Merdiven
(1)
Yükseliyor önümde sopsoğuk basamaklar
Giderim taşlarına direnerek giderim
Merdivenler tayfları sanki içimde saklar
Bu aman vermez yokuş benim kaderim derim
Sen yolunu kaybetmiş bir garip biçaresin
Yetişir dertlerine esir etme başını
Her adım atışımda bana haykıran sesin
Bu yalancı taşlara dökme diyor yaşını
Bütün yollar kapalı zulmet çökmüş sulara
Dağlardan kıvrım kıvrım akıyor merdivenler
Yenik düştü insanlık ölümlü uykulara
Firak ateşlerini yakıyor merdivenler
Yol gider merdivende süreyya yıldızına
Bir çağa künde vurmuş bayraklaşan merdiven
Kavuş ebedi aşkın ak perçemli kızına
Sermest yakamozların rıhtımlarına diren
Lâkin kafdağı kadar sinesinde saklıdır
Kibir denen o kâfir , benlik adlı o pusu
Heyhat ecdatlar gelse her manada haklıdır
Ölüme zul taşında bir tadımlık uykusu .
(2)
Ruhumun ahengini görüyorum taşlarda
Aldığım nefes kadar saf basamak basamak
Bir genç kız hünerini işlemiş nakışlarda
Ya hazin bir son demdir , ya vuslata varacak
Yürüsün ayakların varabilse menzile
Bu merdiven başında hakikat vehimlenir
Bedbaht , takatsiz kalmak bu yokuşlarda çile
Baldıran zehiriyle , hadsiz kefen biçilir
Kabuslarım dizilmiş her biri sıra sıra
Ölse tarih yeniden yazılır merdivende
Gömsem kör talihimi sığmaz ki asırlara
Mezarım kürek kürek kazılır merdivende
Yol değil , köprü değil , bahtımın piyangosu
Merdivenler sırtımda çıban olup çıktılar
Yıllardır yokuşunu tırmanan her yolcusu
Bir sisli rüya gibi yaban olup çıktılar
Sen aşinâ görünen günahımın kamçısı
Sen cennet vaat eden cehenneme tamahkâr
Sen arz- ı endamınla kulların yalancısı
Sen berrâk ırmakların sularında günahkâr
Yürüdüm sana doğru her mehtabın zamanı
Sustun seneler boyu selam bile almadın
Sen ey buz yüklü gemi ! taş ve kaya yığını
Heyhat direndin bana bir arşın alçalmadın
Ne gündüzler yüründün ne güneş sana değdi
Yok burda bana ümit muradı mı al tanrım
Ah şu taş merdivenler gür saçları mı eğdi
Beyhude ayaklarım yokuşlarda eğildi
Bana ümit verecek yollarına sal tanrım
Bu sana bir mazlumun uhrevî dileğiydi .
k a gazioğlu
Evet alakanız için teşekkür ederim ordaki "varacak" kafiyesinin hikayesi ilginçtir bunu yirmi dört yaşında yazmıştım on altı sene önce ordaki varacak kafiyesini şair Nurettin durman ile hotmailden yaptığımız sohbette kendisi tavsiye etmişti bende daha iyisini bulsam bile Nurettin abimizin yaşına hürmeten öyle bıraktım diğer bahsettiğiniz kafiyelerde hata mı var dediniz anlayamadım tam olarak selâm ve dua ile
Şiirime kondurduğu fırça darbeleriyle güzellik katan şairimizin sayfalarında her biri ayrı tat ve güzellikte şiirler okumak ne güzel.

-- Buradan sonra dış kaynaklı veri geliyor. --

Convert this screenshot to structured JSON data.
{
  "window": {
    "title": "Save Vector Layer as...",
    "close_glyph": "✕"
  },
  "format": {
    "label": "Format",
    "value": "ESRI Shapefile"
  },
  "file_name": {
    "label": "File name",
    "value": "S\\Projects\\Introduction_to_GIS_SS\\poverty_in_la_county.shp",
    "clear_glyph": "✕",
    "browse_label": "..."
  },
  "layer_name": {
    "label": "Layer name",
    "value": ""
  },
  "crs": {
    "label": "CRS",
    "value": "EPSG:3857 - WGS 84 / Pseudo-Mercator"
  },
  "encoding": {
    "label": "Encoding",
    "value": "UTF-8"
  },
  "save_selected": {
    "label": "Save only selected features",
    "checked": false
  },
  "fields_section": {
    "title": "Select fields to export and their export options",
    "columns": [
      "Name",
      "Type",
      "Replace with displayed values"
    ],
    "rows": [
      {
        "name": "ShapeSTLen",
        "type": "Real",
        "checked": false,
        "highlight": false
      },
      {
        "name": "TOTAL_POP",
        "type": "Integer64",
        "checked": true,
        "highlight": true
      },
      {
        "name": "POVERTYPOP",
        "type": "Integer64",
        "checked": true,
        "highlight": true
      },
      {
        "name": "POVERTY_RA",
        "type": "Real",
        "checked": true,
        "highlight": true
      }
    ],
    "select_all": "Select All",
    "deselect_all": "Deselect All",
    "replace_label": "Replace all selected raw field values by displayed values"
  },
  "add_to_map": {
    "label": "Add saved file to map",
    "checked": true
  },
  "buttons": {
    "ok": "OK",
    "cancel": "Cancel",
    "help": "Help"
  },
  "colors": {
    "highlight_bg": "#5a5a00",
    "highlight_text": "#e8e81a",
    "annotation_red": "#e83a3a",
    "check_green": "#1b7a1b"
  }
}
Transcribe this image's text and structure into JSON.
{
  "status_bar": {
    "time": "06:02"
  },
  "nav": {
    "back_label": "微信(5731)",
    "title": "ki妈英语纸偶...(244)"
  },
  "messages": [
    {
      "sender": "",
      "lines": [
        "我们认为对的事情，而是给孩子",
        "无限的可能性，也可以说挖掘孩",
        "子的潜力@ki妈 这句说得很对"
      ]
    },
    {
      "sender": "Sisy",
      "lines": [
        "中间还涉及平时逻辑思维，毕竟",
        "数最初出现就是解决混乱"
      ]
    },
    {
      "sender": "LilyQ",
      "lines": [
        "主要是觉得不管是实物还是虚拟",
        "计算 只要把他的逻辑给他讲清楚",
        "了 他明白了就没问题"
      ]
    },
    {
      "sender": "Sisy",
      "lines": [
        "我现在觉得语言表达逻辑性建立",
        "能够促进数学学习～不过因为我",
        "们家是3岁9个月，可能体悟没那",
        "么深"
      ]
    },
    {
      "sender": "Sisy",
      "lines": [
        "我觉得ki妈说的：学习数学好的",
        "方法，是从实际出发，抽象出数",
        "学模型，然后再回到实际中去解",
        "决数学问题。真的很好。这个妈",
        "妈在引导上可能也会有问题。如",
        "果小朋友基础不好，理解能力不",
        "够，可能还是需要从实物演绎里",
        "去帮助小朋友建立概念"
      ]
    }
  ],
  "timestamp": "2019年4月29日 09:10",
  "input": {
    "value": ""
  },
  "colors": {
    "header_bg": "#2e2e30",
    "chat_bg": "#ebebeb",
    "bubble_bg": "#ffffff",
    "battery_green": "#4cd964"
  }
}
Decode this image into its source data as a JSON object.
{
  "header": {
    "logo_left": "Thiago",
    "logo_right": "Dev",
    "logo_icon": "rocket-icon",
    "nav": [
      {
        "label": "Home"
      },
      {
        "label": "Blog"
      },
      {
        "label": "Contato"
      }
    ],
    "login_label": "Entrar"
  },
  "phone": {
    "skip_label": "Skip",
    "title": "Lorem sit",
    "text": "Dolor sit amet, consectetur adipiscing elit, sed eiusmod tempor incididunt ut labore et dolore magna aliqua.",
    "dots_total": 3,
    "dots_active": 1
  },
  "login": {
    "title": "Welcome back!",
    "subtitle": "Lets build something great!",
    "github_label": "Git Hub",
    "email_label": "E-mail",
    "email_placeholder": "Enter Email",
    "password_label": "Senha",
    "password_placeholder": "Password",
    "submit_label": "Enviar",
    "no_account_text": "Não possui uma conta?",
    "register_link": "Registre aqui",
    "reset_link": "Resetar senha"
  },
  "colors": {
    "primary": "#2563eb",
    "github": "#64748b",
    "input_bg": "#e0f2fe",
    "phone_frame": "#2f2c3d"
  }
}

"Ruhumun ahengini görüyorum taşlarda
Aldığım nefes kadar saf basamak basamak
Bir genç kız hünerini işlemiş nakışlarda
Ya hazin bir son demdir , ya vuslata varacak"
"basamak" ile "var acak"
"Sen yolunu kaybetmiş bir garip biçaresin
Yetişir dertlerine esir etme başını
Her adım atışımda bana haykıran sesin
Bu yalancı taşlara dökme diyor yaşını"
"biçare sin" ile "ses in"
"Kabuslarım dizilmiş her biri sıra sıra
Ölse tarih yeniden yazılır merdivende
Gömsem kör talihimi sığmaz ki asırlara
Mezarım kürek kürek kazılır merdivende"
"sıra" ile "asırlara"
örneklerinde görüldüğü gibi istisnaları kaideye çevirmiş, geniş alanda top çevirmişsiniz değerli şairim.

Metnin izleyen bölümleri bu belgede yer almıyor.